Wenpin Hou

h-index14
2papers

2 Papers

SOC-PHFeb 13
Structural Divergence Between AI-Agent and Human Social Networks in Moltbook

Wenpin Hou, Zhicheng Ji

Large populations of AI agents are increasingly embedded in online environments, yet little is known about how their collective interaction patterns compare to human social systems. Here, we analyze the full interaction network of Moltbook, a platform where AI agents and humans coexist, and systematically compare its structure to well-characterized human communication networks. Although Moltbook follows the same node-edge scaling relationship observed in human systems, indicating comparable global growth constraints, its internal organization diverges markedly. The network exhibits extreme attention inequality, heavy-tailed and asymmetric degree distributions, suppressed reciprocity, and a global under-representation of connected triadic structures. Community analysis reveals a structured modular architecture with elevated modularity and comparatively lower community size inequality relative to degree-preserving null models.

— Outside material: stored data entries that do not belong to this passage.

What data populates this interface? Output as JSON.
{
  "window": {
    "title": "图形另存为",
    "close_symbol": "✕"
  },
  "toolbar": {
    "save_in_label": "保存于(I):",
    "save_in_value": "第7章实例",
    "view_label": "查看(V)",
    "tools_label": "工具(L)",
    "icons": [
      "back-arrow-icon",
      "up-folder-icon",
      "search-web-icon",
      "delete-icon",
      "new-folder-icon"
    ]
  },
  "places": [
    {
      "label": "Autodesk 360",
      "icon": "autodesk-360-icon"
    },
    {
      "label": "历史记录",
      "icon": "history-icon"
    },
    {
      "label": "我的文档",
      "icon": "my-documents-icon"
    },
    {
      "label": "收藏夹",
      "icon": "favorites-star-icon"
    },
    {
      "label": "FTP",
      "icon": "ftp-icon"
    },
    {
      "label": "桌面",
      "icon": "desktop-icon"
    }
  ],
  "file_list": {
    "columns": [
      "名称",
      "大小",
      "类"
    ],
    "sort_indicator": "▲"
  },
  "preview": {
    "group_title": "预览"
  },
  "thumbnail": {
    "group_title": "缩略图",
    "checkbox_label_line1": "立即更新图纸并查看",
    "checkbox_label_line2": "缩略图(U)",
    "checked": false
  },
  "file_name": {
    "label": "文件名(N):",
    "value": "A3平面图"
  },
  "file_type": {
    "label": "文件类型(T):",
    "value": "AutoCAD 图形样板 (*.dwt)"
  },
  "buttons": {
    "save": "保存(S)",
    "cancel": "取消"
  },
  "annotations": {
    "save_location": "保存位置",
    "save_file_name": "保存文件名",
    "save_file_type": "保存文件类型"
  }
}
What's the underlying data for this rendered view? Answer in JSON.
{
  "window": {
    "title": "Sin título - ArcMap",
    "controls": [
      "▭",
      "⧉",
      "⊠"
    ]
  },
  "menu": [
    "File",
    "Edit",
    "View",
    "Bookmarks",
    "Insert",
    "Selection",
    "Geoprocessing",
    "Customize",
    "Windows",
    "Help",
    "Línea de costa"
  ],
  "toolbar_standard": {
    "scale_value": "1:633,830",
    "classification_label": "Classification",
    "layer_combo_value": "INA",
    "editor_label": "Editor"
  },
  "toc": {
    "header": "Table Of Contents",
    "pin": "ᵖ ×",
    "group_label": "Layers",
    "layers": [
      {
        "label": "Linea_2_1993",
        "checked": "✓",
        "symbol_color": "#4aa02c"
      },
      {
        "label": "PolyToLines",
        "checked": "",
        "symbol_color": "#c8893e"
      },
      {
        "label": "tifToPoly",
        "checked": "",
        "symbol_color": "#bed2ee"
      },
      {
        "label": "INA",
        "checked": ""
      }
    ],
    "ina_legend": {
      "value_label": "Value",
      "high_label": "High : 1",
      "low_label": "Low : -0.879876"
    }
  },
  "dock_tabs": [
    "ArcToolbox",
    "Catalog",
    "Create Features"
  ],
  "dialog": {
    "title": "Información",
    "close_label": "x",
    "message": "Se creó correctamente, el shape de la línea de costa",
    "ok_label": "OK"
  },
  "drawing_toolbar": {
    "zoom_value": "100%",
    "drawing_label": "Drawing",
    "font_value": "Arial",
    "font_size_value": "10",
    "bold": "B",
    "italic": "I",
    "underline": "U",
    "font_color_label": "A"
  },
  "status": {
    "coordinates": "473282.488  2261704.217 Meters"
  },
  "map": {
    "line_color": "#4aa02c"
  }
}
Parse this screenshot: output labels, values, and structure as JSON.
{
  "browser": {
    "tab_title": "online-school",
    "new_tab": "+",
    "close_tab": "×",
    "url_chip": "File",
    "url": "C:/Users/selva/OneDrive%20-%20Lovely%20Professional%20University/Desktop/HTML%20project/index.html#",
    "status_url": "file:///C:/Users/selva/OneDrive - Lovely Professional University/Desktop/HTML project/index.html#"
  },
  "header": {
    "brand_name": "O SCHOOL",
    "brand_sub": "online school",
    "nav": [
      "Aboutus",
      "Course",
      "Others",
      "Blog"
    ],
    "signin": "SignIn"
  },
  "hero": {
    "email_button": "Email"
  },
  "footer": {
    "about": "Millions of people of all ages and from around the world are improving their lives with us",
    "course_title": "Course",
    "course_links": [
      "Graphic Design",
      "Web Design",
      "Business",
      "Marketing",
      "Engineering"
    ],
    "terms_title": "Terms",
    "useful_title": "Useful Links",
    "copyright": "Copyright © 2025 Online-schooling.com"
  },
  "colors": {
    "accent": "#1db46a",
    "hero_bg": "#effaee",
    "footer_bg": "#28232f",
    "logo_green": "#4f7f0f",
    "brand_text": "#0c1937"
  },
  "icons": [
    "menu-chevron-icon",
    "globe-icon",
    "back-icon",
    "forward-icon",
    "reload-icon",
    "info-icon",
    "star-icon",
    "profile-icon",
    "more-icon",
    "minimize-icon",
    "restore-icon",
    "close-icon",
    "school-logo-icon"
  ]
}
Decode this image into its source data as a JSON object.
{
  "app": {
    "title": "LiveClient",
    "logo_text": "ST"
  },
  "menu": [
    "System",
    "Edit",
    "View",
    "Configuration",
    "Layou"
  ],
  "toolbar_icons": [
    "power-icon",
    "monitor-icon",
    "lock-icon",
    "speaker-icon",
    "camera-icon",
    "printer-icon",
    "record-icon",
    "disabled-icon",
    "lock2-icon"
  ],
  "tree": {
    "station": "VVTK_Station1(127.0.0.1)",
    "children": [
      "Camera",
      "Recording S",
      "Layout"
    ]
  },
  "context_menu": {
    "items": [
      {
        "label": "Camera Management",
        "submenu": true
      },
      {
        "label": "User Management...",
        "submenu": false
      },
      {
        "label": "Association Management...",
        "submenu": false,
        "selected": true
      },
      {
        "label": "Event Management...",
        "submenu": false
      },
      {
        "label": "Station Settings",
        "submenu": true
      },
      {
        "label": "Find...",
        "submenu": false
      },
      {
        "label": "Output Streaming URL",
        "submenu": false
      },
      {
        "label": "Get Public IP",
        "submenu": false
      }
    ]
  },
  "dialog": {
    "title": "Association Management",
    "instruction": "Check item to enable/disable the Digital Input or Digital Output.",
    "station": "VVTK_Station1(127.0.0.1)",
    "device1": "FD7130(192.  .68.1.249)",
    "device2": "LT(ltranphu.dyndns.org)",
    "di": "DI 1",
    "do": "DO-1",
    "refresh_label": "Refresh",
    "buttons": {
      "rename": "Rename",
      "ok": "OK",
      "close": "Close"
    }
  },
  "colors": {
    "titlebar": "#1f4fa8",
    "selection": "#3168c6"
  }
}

Together, these findings show that AI-agent societies can reproduce global structural regularities of human networks while exhibiting fundamentally different internal organizing principles, highlighting that key features of human social organization are not universal but depend on the nature of the interacting agents.

SEMar 1, 2024
Comparing large language models and human programmers for generating programming code

Wenpin Hou, Zhicheng Ji

We systematically evaluated the performance of seven large language models in generating programming code using various prompt strategies, programming languages, and task difficulties. GPT-4 substantially outperforms other large language models, including Gemini Ultra and Claude 2. The coding performance of GPT-4 varies considerably with different prompt strategies. In most LeetCode and GeeksforGeeks coding contests evaluated in this study, GPT-4 employing the optimal prompt strategy outperforms 85 percent of human participants. Additionally, GPT-4 demonstrates strong capabilities in translating code between different programming languages and in learning from past errors. The computational efficiency of the code generated by GPT-4 is comparable to that of human programmers. These results suggest that GPT-4 has the potential to serve as a reliable assistant in programming code generation and software development.